Femmes de première ligne dans l’objectif de Géraldine

L’une des « femmes de première ligne » photographiées par Géraldine Aresteanu donnait des concerts de violon sur son balcon pendant le premier confinement.

Photographe de la condition humaine, Géraldine Aresteanu a réalisé le portrait de 23 femmes qui ont œuvré pendant la pandémie ou en ont subi les effets. L’exposition va circuler dans les collèges du Loiret.

Elle aurait pu être photographe de guerre. C’est d’ailleurs sur les décombres de la révolution roumaine, le pays d’origine de son père, que l’envie de devenir photographe lui est venue. « En voyant des expositions de photos sur les émeutes de l’hiver 1989, je me suis dit que l’on pouvait raconter beaucoup de choses avec des images. Plus facilement qu’avec des mots en ce qui me concerne, »explique Géraldine Aresteanu.
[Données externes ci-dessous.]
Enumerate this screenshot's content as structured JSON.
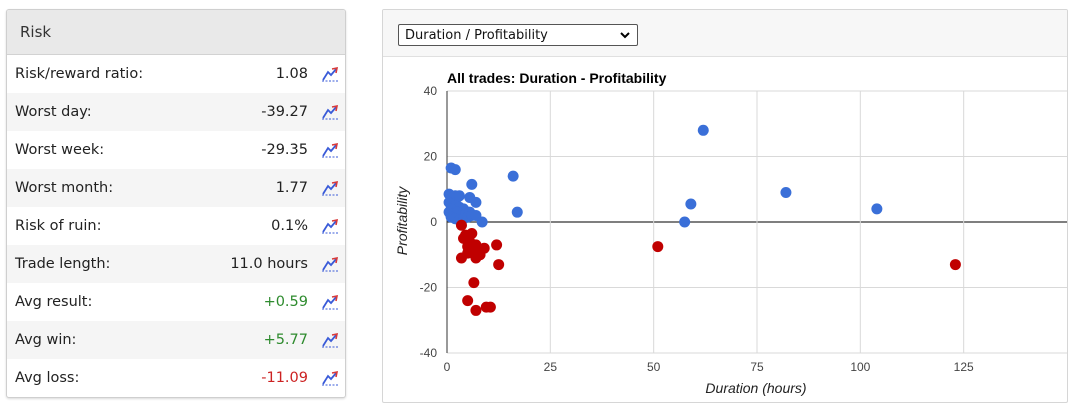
{
  "risk": {
    "title": "Risk",
    "rows": [
      {
        "label": "Risk/reward ratio:",
        "value": "1.08",
        "tone": "neutral"
      },
      {
        "label": "Worst day:",
        "value": "-39.27",
        "tone": "neutral"
      },
      {
        "label": "Worst week:",
        "value": "-29.35",
        "tone": "neutral"
      },
      {
        "label": "Worst month:",
        "value": "1.77",
        "tone": "neutral"
      },
      {
        "label": "Risk of ruin:",
        "value": "0.1%",
        "tone": "neutral"
      },
      {
        "label": "Trade length:",
        "value": "11.0 hours",
        "tone": "neutral"
      },
      {
        "label": "Avg result:",
        "value": "+0.59",
        "tone": "pos"
      },
      {
        "label": "Avg win:",
        "value": "+5.77",
        "tone": "pos"
      },
      {
        "label": "Avg loss:",
        "value": "-11.09",
        "tone": "neg"
      }
    ],
    "icon": "chart-trend-icon"
  },
  "chart_selector": {
    "selected": "Duration / Profitability",
    "icon": "chevron-down-icon"
  },
  "chart_data": {
    "type": "scatter",
    "title": "All trades: Duration - Profitability",
    "xlabel": "Duration (hours)",
    "ylabel": "Profitability",
    "xlim": [
      0,
      150
    ],
    "ylim": [
      -40,
      40
    ],
    "xticks": [
      0,
      25,
      50,
      75,
      100,
      125
    ],
    "yticks": [
      40,
      20,
      0,
      -20,
      -40
    ],
    "grid": true,
    "legend": "none",
    "colors": {
      "win": "#3a6fd8",
      "loss": "#c00000"
    },
    "series": [
      {
        "group": "win",
        "points": [
          [
            0.5,
            8.5
          ],
          [
            1,
            8
          ],
          [
            1.5,
            7.5
          ],
          [
            2,
            8
          ],
          [
            2.5,
            7.5
          ],
          [
            3,
            8
          ],
          [
            0.5,
            6
          ],
          [
            1,
            5.5
          ],
          [
            2,
            5
          ],
          [
            3,
            4.5
          ],
          [
            4,
            4
          ],
          [
            1,
            4
          ],
          [
            0.5,
            3
          ],
          [
            1.5,
            2.5
          ],
          [
            2.5,
            3
          ],
          [
            3.5,
            2
          ],
          [
            4.5,
            2.5
          ],
          [
            5.5,
            3
          ],
          [
            1,
            1.5
          ],
          [
            2,
            1
          ],
          [
            3,
            0.5
          ],
          [
            4,
            1
          ],
          [
            5,
            1.5
          ],
          [
            6,
            2
          ],
          [
            7,
            2
          ],
          [
            1,
            16.5
          ],
          [
            2,
            16
          ],
          [
            6,
            11.5
          ],
          [
            5.5,
            7.5
          ],
          [
            7,
            6
          ],
          [
            8.5,
            0
          ],
          [
            16,
            14
          ],
          [
            17,
            3
          ],
          [
            57.5,
            0
          ],
          [
            59,
            5.5
          ],
          [
            62,
            28
          ],
          [
            82,
            9
          ],
          [
            104,
            4
          ]
        ]
      },
      {
        "group": "loss",
        "points": [
          [
            3.5,
            -1
          ],
          [
            4,
            -5
          ],
          [
            4.5,
            -4
          ],
          [
            5,
            -7.5
          ],
          [
            5.5,
            -6
          ],
          [
            6,
            -3.5
          ],
          [
            6.5,
            -8.5
          ],
          [
            7,
            -7
          ],
          [
            8,
            -10
          ],
          [
            9,
            -8
          ],
          [
            6,
            -8
          ],
          [
            5,
            -9.5
          ],
          [
            3.5,
            -11
          ],
          [
            7,
            -11
          ],
          [
            12,
            -7
          ],
          [
            12.5,
            -13
          ],
          [
            6.5,
            -18.5
          ],
          [
            5,
            -24
          ],
          [
            7,
            -27
          ],
          [
            9.5,
            -26
          ],
          [
            10.5,
            -26
          ],
          [
            51,
            -7.5
          ],
          [
            123,
            -13
          ]
        ]
      }
    ]
  }
}
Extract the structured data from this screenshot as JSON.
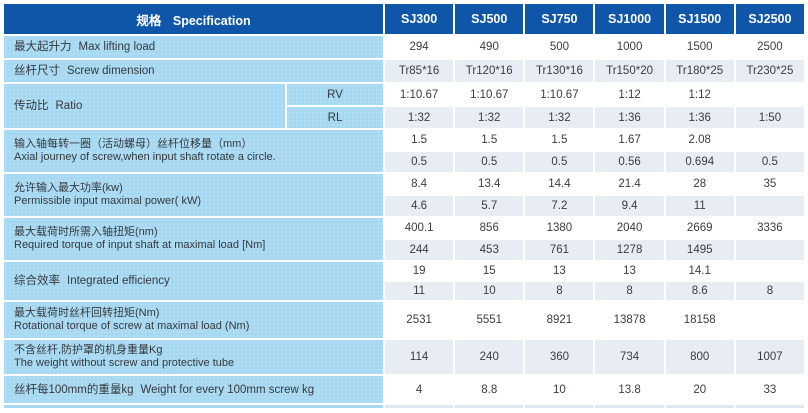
{
  "table": {
    "header": {
      "spec_zh": "规格",
      "spec_en": "Specification",
      "models": [
        "SJ300",
        "SJ500",
        "SJ750",
        "SJ1000",
        "SJ1500",
        "SJ2500"
      ]
    },
    "rows": [
      {
        "id": "max-lifting-load",
        "label_zh": "最大起升力",
        "label_en": "Max lifting load",
        "two_line": false,
        "values": [
          [
            "294",
            "490",
            "500",
            "1000",
            "1500",
            "2500"
          ]
        ]
      },
      {
        "id": "screw-dimension",
        "label_zh": "丝杆尺寸",
        "label_en": "Screw dimension",
        "two_line": false,
        "values": [
          [
            "Tr85*16",
            "Tr120*16",
            "Tr130*16",
            "Tr150*20",
            "Tr180*25",
            "Tr230*25"
          ]
        ]
      },
      {
        "id": "ratio",
        "label_zh": "传动比",
        "label_en": "Ratio",
        "two_line": false,
        "subs": [
          "RV",
          "RL"
        ],
        "values": [
          [
            "1:10.67",
            "1:10.67",
            "1:10.67",
            "1:12",
            "1:12",
            ""
          ],
          [
            "1:32",
            "1:32",
            "1:32",
            "1:36",
            "1:36",
            "1:50"
          ]
        ]
      },
      {
        "id": "axial-journey",
        "label_zh": "输入轴每转一圈（活动螺母）丝杆位移量（mm）",
        "label_en": "Axial journey of screw,when input shaft rotate a circle.",
        "two_line": true,
        "values": [
          [
            "1.5",
            "1.5",
            "1.5",
            "1.67",
            "2.08",
            ""
          ],
          [
            "0.5",
            "0.5",
            "0.5",
            "0.56",
            "0.694",
            "0.5"
          ]
        ]
      },
      {
        "id": "max-input-power",
        "label_zh": "允许输入最大功率(kw)",
        "label_en": "Permissible input maximal power( kW)",
        "two_line": true,
        "values": [
          [
            "8.4",
            "13.4",
            "14.4",
            "21.4",
            "28",
            "35"
          ],
          [
            "4.6",
            "5.7",
            "7.2",
            "9.4",
            "11",
            ""
          ]
        ]
      },
      {
        "id": "required-input-torque",
        "label_zh": "最大载荷时所需入轴扭矩(nm)",
        "label_en": "Required torque of input shaft at maximal load [Nm]",
        "two_line": true,
        "values": [
          [
            "400.1",
            "856",
            "1380",
            "2040",
            "2669",
            "3336"
          ],
          [
            "244",
            "453",
            "761",
            "1278",
            "1495",
            ""
          ]
        ]
      },
      {
        "id": "integrated-efficiency",
        "label_zh": "综合效率",
        "label_en": "Integrated efficiency",
        "two_line": false,
        "values": [
          [
            "19",
            "15",
            "13",
            "13",
            "14.1",
            ""
          ],
          [
            "11",
            "10",
            "8",
            "8",
            "8.6",
            "8"
          ]
        ]
      },
      {
        "id": "rotational-torque",
        "label_zh": "最大载荷时丝杆回转扭矩(Nm)",
        "label_en": "Rotational torque of screw at maximal load  (Nm)",
        "two_line": true,
        "values": [
          [
            "2531",
            "5551",
            "8921",
            "13878",
            "18158",
            ""
          ]
        ]
      },
      {
        "id": "body-weight",
        "label_zh": "不含丝杆,防护罩的机身重量Kg",
        "label_en": "The weight without screw and protective tube",
        "two_line": true,
        "values": [
          [
            "114",
            "240",
            "360",
            "734",
            "800",
            "1007"
          ]
        ]
      },
      {
        "id": "screw-weight-per-100mm",
        "label_zh": "丝杆每100mm的重量kg",
        "label_en": "Weight for every 100mm screw kg",
        "two_line": false,
        "values": [
          [
            "4",
            "8.8",
            "10",
            "13.8",
            "20",
            "33"
          ]
        ]
      }
    ],
    "colors": {
      "header_blue": "#0f56a9",
      "label_blue": "#a6d8f2",
      "row_gray": "#e7edf3",
      "row_white": "#ffffff",
      "text": "#3a3d40"
    }
  }
}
À seulement 13 ans, elle décide qu’elle sera photographe et s’inscrit à des cours du soir avec des « vieux » trentenaires à Orléans, d’où sa mère est originaire et où la famille réside. « Au début, je n’avais pas d’appareil photo, mais mes parents ont fini par m’en acheter un en voyant ma détermination. J’ai choisi dès l’origine de travailler en noir et blanc, car il a un côté plus authentique, plus vrai, surtout dans le portrait ».

Une sorte d’idéal

Géraldine Aresteanu voit aussi une dimension sociale dans le recours au noir et blanc qui montre ce qu’on ne voudrait pas toujours voir. « Cela relève un peu d’une sorte d’idéal, commente-t-elle. Comme si je me disais que grâce à ce que je montre, les choses iront peut-être un peu mieux ».

L’une de ses premières commandes concernera d’ailleurs le domaine de l’exclusion pour le compte de l’association départementale pour l’accompagnement des migrants et de leur famille (Adamif) dans le Loiret. Viendra ensuite un contrat de plusieurs années avec le Conseil régional du Centre-Val de Loire, puis l’accès au monde de l’entreprise et du spectacle.
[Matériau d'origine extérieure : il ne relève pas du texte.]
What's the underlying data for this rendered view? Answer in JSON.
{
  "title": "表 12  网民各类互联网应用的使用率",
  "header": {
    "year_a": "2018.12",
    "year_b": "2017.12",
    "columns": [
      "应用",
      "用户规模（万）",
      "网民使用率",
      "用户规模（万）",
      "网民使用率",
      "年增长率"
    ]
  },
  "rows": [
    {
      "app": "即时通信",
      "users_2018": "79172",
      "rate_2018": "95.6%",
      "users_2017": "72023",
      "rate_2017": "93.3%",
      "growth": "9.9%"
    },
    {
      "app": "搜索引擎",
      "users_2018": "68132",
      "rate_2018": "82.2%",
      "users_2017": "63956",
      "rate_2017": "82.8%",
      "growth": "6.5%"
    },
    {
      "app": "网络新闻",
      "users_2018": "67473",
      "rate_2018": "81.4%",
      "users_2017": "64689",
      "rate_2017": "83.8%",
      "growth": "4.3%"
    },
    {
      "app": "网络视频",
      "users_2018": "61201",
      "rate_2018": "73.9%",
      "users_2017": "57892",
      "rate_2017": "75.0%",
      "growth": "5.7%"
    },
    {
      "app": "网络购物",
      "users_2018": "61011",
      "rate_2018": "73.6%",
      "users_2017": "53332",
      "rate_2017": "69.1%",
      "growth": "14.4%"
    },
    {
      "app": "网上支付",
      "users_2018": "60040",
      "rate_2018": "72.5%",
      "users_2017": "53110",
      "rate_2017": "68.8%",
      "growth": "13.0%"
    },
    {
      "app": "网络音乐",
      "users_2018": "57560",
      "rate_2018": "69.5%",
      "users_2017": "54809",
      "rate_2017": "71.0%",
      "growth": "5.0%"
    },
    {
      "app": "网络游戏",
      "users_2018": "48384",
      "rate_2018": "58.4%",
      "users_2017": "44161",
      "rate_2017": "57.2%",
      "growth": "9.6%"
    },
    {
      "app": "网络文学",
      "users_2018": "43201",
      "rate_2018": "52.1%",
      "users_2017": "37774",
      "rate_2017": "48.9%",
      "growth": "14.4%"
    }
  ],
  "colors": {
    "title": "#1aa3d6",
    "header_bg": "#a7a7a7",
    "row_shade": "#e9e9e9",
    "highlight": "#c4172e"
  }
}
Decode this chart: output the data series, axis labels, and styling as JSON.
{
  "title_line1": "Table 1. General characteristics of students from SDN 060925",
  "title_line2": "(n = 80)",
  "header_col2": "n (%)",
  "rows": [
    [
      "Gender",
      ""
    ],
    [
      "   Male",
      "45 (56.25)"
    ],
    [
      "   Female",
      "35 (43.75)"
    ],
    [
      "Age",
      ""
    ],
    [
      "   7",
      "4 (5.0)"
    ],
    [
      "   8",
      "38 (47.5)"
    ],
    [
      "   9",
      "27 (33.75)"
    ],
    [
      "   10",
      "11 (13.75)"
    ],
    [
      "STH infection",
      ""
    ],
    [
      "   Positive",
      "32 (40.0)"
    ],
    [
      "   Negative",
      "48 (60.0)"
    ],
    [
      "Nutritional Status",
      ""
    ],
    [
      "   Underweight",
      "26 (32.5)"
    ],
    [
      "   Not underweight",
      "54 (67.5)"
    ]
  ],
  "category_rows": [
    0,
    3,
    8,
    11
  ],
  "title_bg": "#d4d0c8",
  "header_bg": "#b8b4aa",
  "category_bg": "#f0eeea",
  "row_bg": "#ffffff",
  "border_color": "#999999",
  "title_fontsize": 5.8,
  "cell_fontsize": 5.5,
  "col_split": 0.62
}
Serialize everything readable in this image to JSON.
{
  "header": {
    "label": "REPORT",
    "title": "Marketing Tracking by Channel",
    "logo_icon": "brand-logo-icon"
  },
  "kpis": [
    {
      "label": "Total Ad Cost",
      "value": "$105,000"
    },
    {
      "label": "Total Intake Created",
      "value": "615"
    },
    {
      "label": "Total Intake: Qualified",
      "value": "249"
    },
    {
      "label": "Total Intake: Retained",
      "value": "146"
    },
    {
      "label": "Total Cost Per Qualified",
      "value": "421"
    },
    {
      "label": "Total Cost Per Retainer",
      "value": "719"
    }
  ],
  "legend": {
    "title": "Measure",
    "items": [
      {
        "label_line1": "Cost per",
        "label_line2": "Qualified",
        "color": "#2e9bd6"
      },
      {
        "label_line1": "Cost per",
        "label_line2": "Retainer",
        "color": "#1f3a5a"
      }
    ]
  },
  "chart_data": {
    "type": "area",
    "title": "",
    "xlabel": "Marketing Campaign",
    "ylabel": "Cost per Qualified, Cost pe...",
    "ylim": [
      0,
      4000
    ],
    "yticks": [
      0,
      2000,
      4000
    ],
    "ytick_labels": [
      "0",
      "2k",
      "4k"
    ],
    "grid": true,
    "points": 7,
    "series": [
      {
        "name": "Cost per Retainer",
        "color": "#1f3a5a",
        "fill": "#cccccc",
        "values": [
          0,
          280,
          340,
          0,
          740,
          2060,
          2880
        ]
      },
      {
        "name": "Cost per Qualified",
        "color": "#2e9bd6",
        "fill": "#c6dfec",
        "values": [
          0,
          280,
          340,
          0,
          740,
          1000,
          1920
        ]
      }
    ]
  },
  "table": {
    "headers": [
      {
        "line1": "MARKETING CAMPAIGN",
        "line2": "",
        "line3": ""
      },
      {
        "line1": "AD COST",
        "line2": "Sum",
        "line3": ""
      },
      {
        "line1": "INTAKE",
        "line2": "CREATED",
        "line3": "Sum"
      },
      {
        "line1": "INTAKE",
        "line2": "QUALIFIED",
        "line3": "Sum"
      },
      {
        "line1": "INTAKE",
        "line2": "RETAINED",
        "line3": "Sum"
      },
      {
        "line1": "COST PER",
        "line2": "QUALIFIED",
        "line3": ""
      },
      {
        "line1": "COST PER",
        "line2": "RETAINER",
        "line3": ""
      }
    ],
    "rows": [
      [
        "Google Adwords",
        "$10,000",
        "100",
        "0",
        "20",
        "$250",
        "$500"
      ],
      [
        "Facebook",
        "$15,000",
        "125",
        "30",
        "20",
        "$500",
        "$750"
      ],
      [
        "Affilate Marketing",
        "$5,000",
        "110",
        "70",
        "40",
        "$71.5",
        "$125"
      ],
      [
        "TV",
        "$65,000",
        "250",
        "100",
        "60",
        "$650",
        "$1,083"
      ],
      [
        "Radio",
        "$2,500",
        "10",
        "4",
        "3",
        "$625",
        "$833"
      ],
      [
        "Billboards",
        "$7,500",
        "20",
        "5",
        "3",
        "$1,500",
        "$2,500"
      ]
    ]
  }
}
« Il peut m’arriver de photographier un jour le PDG d’une multinationale, et de passer 24 heures avec un SDF le lendemain », résume-t-elle. Depuis 2014, Géraldine Aresteanu a lancé une nouvelle série de reportages intitulés justement « 24H ». Pendant 24 heures, elle partage la vie quotidienne d’une personne, comme le SDF Alexandru à Paris, ou d’un service comme celui de la réanimation de l’hôpital d’Orléans dont un livre et une expo ont rendu compte.

Cela aurait pu être moi

En 2019, le groupe de coopératives agricoles InVivo lui a donné carte blanche pour réaliser des reportages chez des exploitants. Elle a passé 24 heures chez 12 agriculteurs partout en France, donnant lieu à une grande exposition de 400 photos au Salon de l’Agriculture et dans le métro parisien.
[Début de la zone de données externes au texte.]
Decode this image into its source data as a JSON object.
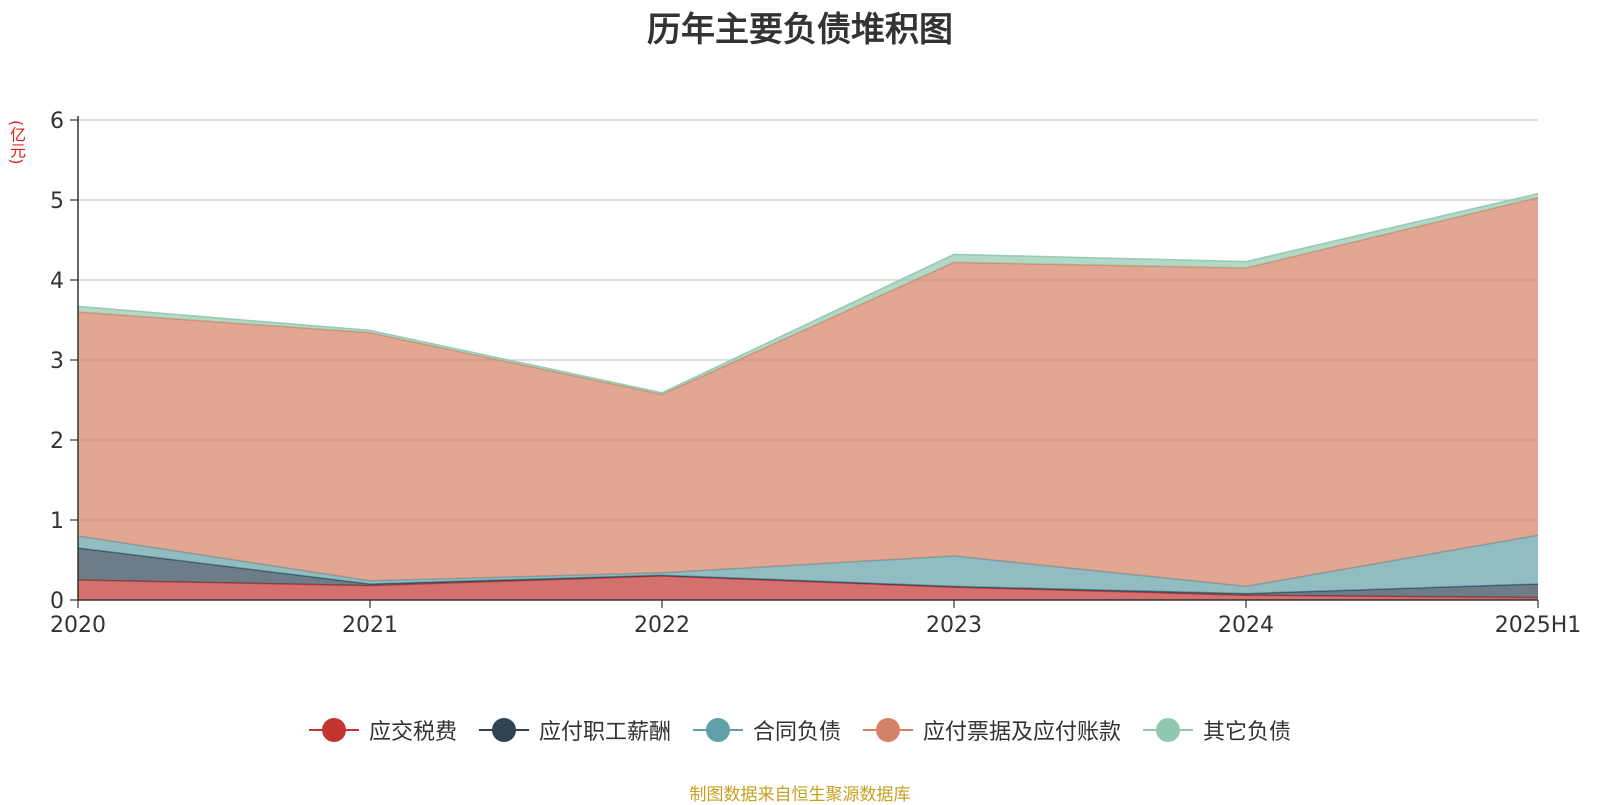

Le travail sur les « femmes de première ligne » lui a été commandé par le Conseil départemental du Loiret dans la perspective de la journée de la femme du 8 mars. « J’ai proposé de faire le portrait de femmes qui ont œuvré pendant la pandémie ou qui l’ont subie de différentes manières. L’idée est que chacun puisse se dire : « Cela aurait pu être moi » et qu’une réflexion et des échanges puissent avoir lieu ». La photographe a ainsi fait le portrait de soignantes, une anesthésiste, deux infirmières, une aide-soignante, mais aussi une institutrice, la gérante d’une supérette, une maire, une violoniste sur son balcon, et une femme victime de violence. Presque des scènes de la vie ordinaire en temps de Covid que le regard de Géraldine Aresteanu a su rendre extraordinaires.